踏切の音が鳴り響く中、琴子は老婆の小さな背を押して遮断機を上げ潜らせる。
老婆を踏切内から押し出した後、キキィーッというけたたましい金属音がして振り返ると、眩しい光が目の前いっぱいに広がり────。
押上琴子。たぶん、享年22歳。
敢えて〝たぶん〟というのは、踏切を最後に記憶がプッツリ途切れていて、死んだ実感がないからだ。
琴子は今、見たことのないだだ広い野原を一人で歩いている。
死後は三途の川を渡るのだと聞いたことがあるが、この辺りに川らしきものは見当たらない。
思い返してみれば、実につまらない人生だった。
物心ついた頃には両親の姿はなく、琴子は母親の実家で生活していた。
2DKのボロアパートで祖父母と暮らしたが、祖父母は琴子をまるで厄介者のように扱った。
最低限の世話はしてくれたが、それだけだ。
家事を全てやりながら、14歳で年齢を偽ってバイトを始めた。
そして貯めたお金で高校へ行き、卒業後は祖父母の家を出るために他県で就職した。
その県ではそこそこに有名な会社に運良く雇ってもらえた。
働き始めて3年が経った頃、琴子に生まれて初めて彼氏ができた。
城之内という男で、琴子の7歳上の職場の先輩だった。
付き合ってすぐ、琴子は城之内に夢中になった。
生まれてこのかた愛されたことのなかった琴子が、初めての恋人に夢中になるのも仕方のないことであった。
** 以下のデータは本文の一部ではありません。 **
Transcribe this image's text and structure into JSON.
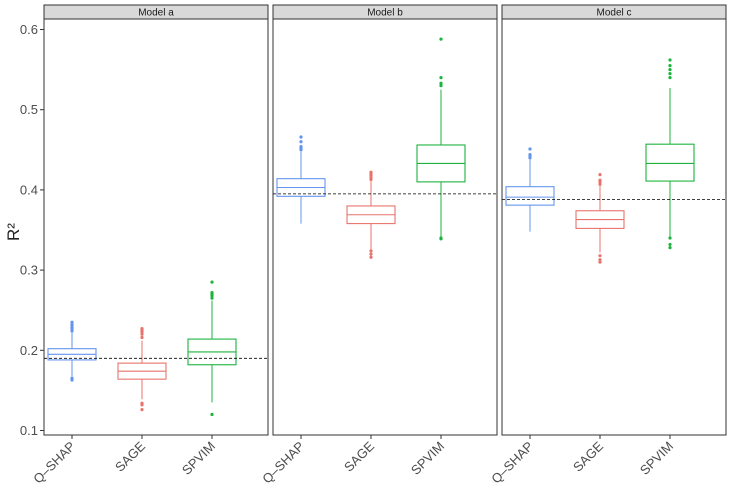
{
  "chart_data": {
    "type": "boxplot",
    "ylabel": "R²",
    "ylim": [
      0.1,
      0.6
    ],
    "yticks": [
      "0.1",
      "0.2",
      "0.3",
      "0.4",
      "0.5",
      "0.6"
    ],
    "categories": [
      "Q–SHAP",
      "SAGE",
      "SPVIM"
    ],
    "colors": {
      "Q–SHAP": "#6495ED",
      "SAGE": "#E8736C",
      "SPVIM": "#1DB33E"
    },
    "reference_line_style": "dashed",
    "panels": [
      {
        "title": "Model a",
        "reference": 0.19,
        "boxes": [
          {
            "category": "Q–SHAP",
            "q1": 0.188,
            "median": 0.195,
            "q3": 0.202,
            "whisker_low": 0.166,
            "whisker_high": 0.222,
            "outliers": [
              0.163,
              0.165,
              0.224,
              0.226,
              0.228,
              0.23,
              0.232,
              0.235
            ]
          },
          {
            "category": "SAGE",
            "q1": 0.164,
            "median": 0.174,
            "q3": 0.184,
            "whisker_low": 0.139,
            "whisker_high": 0.212,
            "outliers": [
              0.126,
              0.132,
              0.134,
              0.216,
              0.22,
              0.223,
              0.225,
              0.227
            ]
          },
          {
            "category": "SPVIM",
            "q1": 0.182,
            "median": 0.198,
            "q3": 0.214,
            "whisker_low": 0.135,
            "whisker_high": 0.262,
            "outliers": [
              0.12,
              0.265,
              0.268,
              0.27,
              0.272,
              0.285
            ]
          }
        ]
      },
      {
        "title": "Model b",
        "reference": 0.395,
        "boxes": [
          {
            "category": "Q–SHAP",
            "q1": 0.392,
            "median": 0.403,
            "q3": 0.414,
            "whisker_low": 0.358,
            "whisker_high": 0.448,
            "outliers": [
              0.45,
              0.452,
              0.454,
              0.46,
              0.466
            ]
          },
          {
            "category": "SAGE",
            "q1": 0.358,
            "median": 0.369,
            "q3": 0.38,
            "whisker_low": 0.326,
            "whisker_high": 0.411,
            "outliers": [
              0.316,
              0.32,
              0.324,
              0.413,
              0.415,
              0.418,
              0.42,
              0.422
            ]
          },
          {
            "category": "SPVIM",
            "q1": 0.41,
            "median": 0.433,
            "q3": 0.456,
            "whisker_low": 0.341,
            "whisker_high": 0.525,
            "outliers": [
              0.339,
              0.34,
              0.53,
              0.533,
              0.54,
              0.588
            ]
          }
        ]
      },
      {
        "title": "Model c",
        "reference": 0.388,
        "boxes": [
          {
            "category": "Q–SHAP",
            "q1": 0.381,
            "median": 0.391,
            "q3": 0.404,
            "whisker_low": 0.348,
            "whisker_high": 0.438,
            "outliers": [
              0.44,
              0.442,
              0.444,
              0.451
            ]
          },
          {
            "category": "SAGE",
            "q1": 0.352,
            "median": 0.363,
            "q3": 0.374,
            "whisker_low": 0.322,
            "whisker_high": 0.405,
            "outliers": [
              0.31,
              0.313,
              0.318,
              0.407,
              0.41,
              0.412,
              0.419
            ]
          },
          {
            "category": "SPVIM",
            "q1": 0.411,
            "median": 0.433,
            "q3": 0.457,
            "whisker_low": 0.342,
            "whisker_high": 0.527,
            "outliers": [
              0.328,
              0.332,
              0.34,
              0.54,
              0.545,
              0.55,
              0.555,
              0.562
            ]
          }
        ]
      }
    ]
  }
}
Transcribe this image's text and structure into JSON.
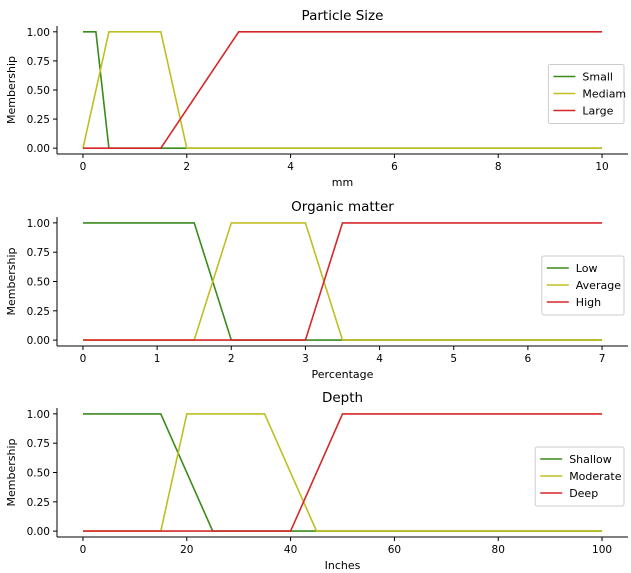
{
  "chart_data": [
    {
      "type": "line",
      "title": "Particle Size",
      "xlabel": "mm",
      "ylabel": "Membership",
      "xlim": [
        -0.5,
        10.5
      ],
      "ylim": [
        -0.05,
        1.05
      ],
      "xticks": [
        "0",
        "2",
        "4",
        "6",
        "8",
        "10"
      ],
      "yticks": [
        "0.00",
        "0.25",
        "0.50",
        "0.75",
        "1.00"
      ],
      "legend_position": "right",
      "series": [
        {
          "name": "Small",
          "color": "#3a8a1c",
          "x": [
            0,
            0.25,
            0.5,
            10
          ],
          "y": [
            1,
            1,
            0,
            0
          ]
        },
        {
          "name": "Mediam",
          "color": "#bfbf22",
          "x": [
            0,
            0.5,
            1.5,
            2,
            10
          ],
          "y": [
            0,
            1,
            1,
            0,
            0
          ]
        },
        {
          "name": "Large",
          "color": "#d62728",
          "x": [
            0,
            1.5,
            3,
            10
          ],
          "y": [
            0,
            0,
            1,
            1
          ]
        }
      ]
    },
    {
      "type": "line",
      "title": "Organic matter",
      "xlabel": "Percentage",
      "ylabel": "Membership",
      "xlim": [
        -0.35,
        7.35
      ],
      "ylim": [
        -0.05,
        1.05
      ],
      "xticks": [
        "0",
        "1",
        "2",
        "3",
        "4",
        "5",
        "6",
        "7"
      ],
      "yticks": [
        "0.00",
        "0.25",
        "0.50",
        "0.75",
        "1.00"
      ],
      "legend_position": "right",
      "series": [
        {
          "name": "Low",
          "color": "#3a8a1c",
          "x": [
            0,
            1.5,
            2,
            7
          ],
          "y": [
            1,
            1,
            0,
            0
          ]
        },
        {
          "name": "Average",
          "color": "#bfbf22",
          "x": [
            0,
            1.5,
            2,
            3,
            3.5,
            7
          ],
          "y": [
            0,
            0,
            1,
            1,
            0,
            0
          ]
        },
        {
          "name": "High",
          "color": "#d62728",
          "x": [
            0,
            3,
            3.5,
            7
          ],
          "y": [
            0,
            0,
            1,
            1
          ]
        }
      ]
    },
    {
      "type": "line",
      "title": "Depth",
      "xlabel": "Inches",
      "ylabel": "Membership",
      "xlim": [
        -5,
        105
      ],
      "ylim": [
        -0.05,
        1.05
      ],
      "xticks": [
        "0",
        "20",
        "40",
        "60",
        "80",
        "100"
      ],
      "yticks": [
        "0.00",
        "0.25",
        "0.50",
        "0.75",
        "1.00"
      ],
      "legend_position": "right",
      "series": [
        {
          "name": "Shallow",
          "color": "#3a8a1c",
          "x": [
            0,
            15,
            25,
            100
          ],
          "y": [
            1,
            1,
            0,
            0
          ]
        },
        {
          "name": "Moderate",
          "color": "#bfbf22",
          "x": [
            0,
            15,
            20,
            35,
            45,
            100
          ],
          "y": [
            0,
            0,
            1,
            1,
            0,
            0
          ]
        },
        {
          "name": "Deep",
          "color": "#d62728",
          "x": [
            0,
            40,
            50,
            100
          ],
          "y": [
            0,
            0,
            1,
            1
          ]
        }
      ]
    }
  ]
}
城之内と付き合っていた1年は、最も琴子が幸せを感じた期間だったかもしれない。
しかし、その幸せも長くは続かなかった。
実は城之内は既婚者で、琴子が浮気相手だったと判明したのである。
城之内の妻から不倫の内容証明が届いた時には手が震えたが、最終的には琴子は城之内が既婚者だと知らなかったことが証明されたため、慰謝料を請求されることはなかった。
ただ、このことは言うまでもなく琴子の心に大きな傷を残した。
あの騒動から2ヶ月後。
会社からの帰宅途中、あの踏切で、琴子は転んで動けなくなった老婆を見かけた。
既に警報器が鳴り響き、遮断機が降り始めていた。
咄嗟に老婆を助けようと体が動いたのは何故だったか?
こんなつまらない人生の中でも、何か一つでも誇れることをしたかったから?
誰かの心に自分の存在を残したかったから?
とにかく、あの瞬間に命を散らしてしまったのは間違いない。
しかし琴子の心には、琴子としての人生に微塵も未練がなかった。
誰からも愛されず必要とされず、意味のない人生だったという虚しさだけが残った。
そうして琴子は野原を一人、歩いている。
三途の川は渡らなかったけど、行き着く先は閻魔大王のところだろうか?
地獄行きになるような悪いことはしていないが、天国に行けるほどの善行も積んでいない。
そんな事をぼんやり考えながら歩いていると、琴子が最期に見た電車のライトのような眩しい光が辺りを包み、琴子は思わず目を細め───。